Еще спрашивает! Флагманский механик — хозяин всех дивизионных механиков, не подвластен никаким Норкиным, никогда не суется под выстрелы; флагманский механик — повышенный оклад, хорошая квартира в тыловом городе и возможность вытребовать к себе жену. Трудно сейчас ехать поездом? Ерунда, а не препятствие! Всегда можно найти двух матросов, которые почтут за радость прокатиться в любой уголок страны. Особенно, если у них в той же стороне родные или знакомые.
Все это мгновенно промелькнуло в голове Карпенко, и он, теперь уже искренне, поблагодарив Семенова, вышел из землянки.
— А это видел? — сказал Семенов и ткнул по направлению закрывшейся двери костлявым кукишем. — Тоже мне флагманский механик нашелся!
Карпенко, выйдя от Семенова, решил немедленно отправиться в дивизион. Осталось только найти оказию. Обращаться к Семенову не хотелось: чем меньше народ знает о их дружбе, тем лучше. И случай поспешил к нему на выручку.
Едва он вышел на берег, как увидел тральщик, деловито буксирующий вверх маленькую деревянную баржонку. Шел он не очень быстро, борясь с сильным течением, но Карпенко это не волновало: ему нужно быть в части, а разве этот тральщик не частица дивизиона? Самая настоящая, да еще выполняющая задание. Ступить бы только на его палубу, а там пусть хоть месяц догоняет дивизион!

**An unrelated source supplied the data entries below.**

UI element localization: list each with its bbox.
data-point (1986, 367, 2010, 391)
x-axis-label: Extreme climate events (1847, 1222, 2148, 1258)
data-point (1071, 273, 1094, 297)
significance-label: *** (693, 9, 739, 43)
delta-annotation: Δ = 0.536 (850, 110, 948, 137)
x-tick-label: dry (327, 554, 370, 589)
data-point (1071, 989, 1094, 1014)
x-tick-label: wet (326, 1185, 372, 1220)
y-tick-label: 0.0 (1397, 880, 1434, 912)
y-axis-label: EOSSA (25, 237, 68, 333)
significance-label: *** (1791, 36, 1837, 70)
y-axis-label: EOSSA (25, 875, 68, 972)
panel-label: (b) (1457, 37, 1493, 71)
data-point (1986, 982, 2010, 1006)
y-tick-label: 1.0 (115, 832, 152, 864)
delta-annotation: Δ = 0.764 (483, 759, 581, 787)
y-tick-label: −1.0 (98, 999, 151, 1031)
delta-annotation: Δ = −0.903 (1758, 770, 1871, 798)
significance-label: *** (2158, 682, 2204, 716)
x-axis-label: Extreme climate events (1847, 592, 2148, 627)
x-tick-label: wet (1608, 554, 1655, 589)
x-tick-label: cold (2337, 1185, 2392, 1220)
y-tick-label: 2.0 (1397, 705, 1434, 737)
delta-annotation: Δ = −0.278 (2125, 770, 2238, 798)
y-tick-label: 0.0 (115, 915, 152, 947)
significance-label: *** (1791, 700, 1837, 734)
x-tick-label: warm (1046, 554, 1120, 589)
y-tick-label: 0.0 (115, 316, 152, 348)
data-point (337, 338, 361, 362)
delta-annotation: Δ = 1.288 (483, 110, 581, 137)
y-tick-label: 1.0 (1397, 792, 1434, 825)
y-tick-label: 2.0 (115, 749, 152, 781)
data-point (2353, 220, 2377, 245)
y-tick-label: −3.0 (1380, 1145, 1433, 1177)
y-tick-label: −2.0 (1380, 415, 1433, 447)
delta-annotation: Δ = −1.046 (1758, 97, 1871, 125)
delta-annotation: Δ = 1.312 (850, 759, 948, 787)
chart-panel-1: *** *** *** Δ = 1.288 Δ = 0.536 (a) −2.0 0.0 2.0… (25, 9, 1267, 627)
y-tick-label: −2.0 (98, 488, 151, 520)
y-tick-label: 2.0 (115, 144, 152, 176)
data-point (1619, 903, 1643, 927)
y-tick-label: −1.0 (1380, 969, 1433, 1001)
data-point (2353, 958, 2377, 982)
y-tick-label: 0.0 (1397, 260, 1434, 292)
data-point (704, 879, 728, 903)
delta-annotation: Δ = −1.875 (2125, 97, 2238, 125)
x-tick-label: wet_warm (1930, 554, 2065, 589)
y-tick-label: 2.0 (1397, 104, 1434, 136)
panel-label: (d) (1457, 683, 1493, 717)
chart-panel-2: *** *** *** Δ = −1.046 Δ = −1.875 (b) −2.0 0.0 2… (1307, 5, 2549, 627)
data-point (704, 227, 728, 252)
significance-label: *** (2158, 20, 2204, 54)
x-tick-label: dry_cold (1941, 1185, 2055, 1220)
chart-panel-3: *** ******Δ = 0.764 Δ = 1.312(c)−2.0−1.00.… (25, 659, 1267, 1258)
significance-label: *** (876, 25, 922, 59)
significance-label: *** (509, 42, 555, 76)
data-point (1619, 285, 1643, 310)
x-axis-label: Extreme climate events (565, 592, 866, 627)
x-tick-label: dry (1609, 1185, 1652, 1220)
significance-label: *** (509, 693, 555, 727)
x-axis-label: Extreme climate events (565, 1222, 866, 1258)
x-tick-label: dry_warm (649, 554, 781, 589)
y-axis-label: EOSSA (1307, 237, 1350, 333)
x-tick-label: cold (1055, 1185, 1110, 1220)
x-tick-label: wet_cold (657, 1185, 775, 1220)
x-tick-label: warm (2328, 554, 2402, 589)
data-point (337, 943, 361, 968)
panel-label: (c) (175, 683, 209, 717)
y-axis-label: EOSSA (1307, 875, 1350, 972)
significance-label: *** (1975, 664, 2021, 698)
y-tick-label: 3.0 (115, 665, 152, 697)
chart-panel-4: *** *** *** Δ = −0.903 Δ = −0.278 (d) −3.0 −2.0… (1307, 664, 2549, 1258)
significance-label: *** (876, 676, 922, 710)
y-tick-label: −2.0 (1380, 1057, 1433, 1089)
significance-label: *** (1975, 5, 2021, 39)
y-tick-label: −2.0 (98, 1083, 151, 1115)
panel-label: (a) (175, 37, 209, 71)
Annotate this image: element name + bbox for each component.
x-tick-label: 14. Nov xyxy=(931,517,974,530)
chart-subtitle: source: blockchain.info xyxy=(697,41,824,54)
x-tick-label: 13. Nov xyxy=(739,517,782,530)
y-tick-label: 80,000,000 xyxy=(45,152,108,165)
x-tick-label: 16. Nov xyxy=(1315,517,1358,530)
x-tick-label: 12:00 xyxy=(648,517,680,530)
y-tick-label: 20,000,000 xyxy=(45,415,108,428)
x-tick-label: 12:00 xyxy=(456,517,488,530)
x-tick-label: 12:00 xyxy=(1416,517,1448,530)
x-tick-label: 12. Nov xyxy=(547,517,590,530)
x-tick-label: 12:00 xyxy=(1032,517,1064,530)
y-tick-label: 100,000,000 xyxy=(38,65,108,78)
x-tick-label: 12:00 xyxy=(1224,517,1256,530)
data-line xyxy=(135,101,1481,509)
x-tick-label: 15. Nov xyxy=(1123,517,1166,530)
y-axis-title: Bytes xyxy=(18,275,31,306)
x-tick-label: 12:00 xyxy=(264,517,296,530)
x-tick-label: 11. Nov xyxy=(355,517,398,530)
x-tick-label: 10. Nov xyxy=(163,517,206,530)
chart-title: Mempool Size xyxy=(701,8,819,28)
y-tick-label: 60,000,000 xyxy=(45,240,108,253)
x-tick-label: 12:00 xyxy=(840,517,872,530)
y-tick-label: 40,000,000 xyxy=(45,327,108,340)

Тральщик сбавил ход и тихонько подошел к берегу.
Карпенко решил, что с тральщика заметили своего механика и подходят к берегу для того, чтобы взять его. Он неторопливо подошел к катеру, перевалился через леера и повелительно крикнул;
— Отваливай!
— Минуточку, товарищ инженер, — остановил его Гридин, высунувшийся из рубки.
— Прошу прощения, я не знал… Просто не ожидал, что комиссар дивизиона пойдет за командира катера.
— Разве я не офицер? — не без гордости ответил Гридин и добавил: — Очень мало нас, офицеров, и каждый на счету.
В этих простых словах Карпенко уловил намек на свое путешествие, обиженно поджал губы и, словно спеша взглянуть на мотористов, подошел к машинной надстройке.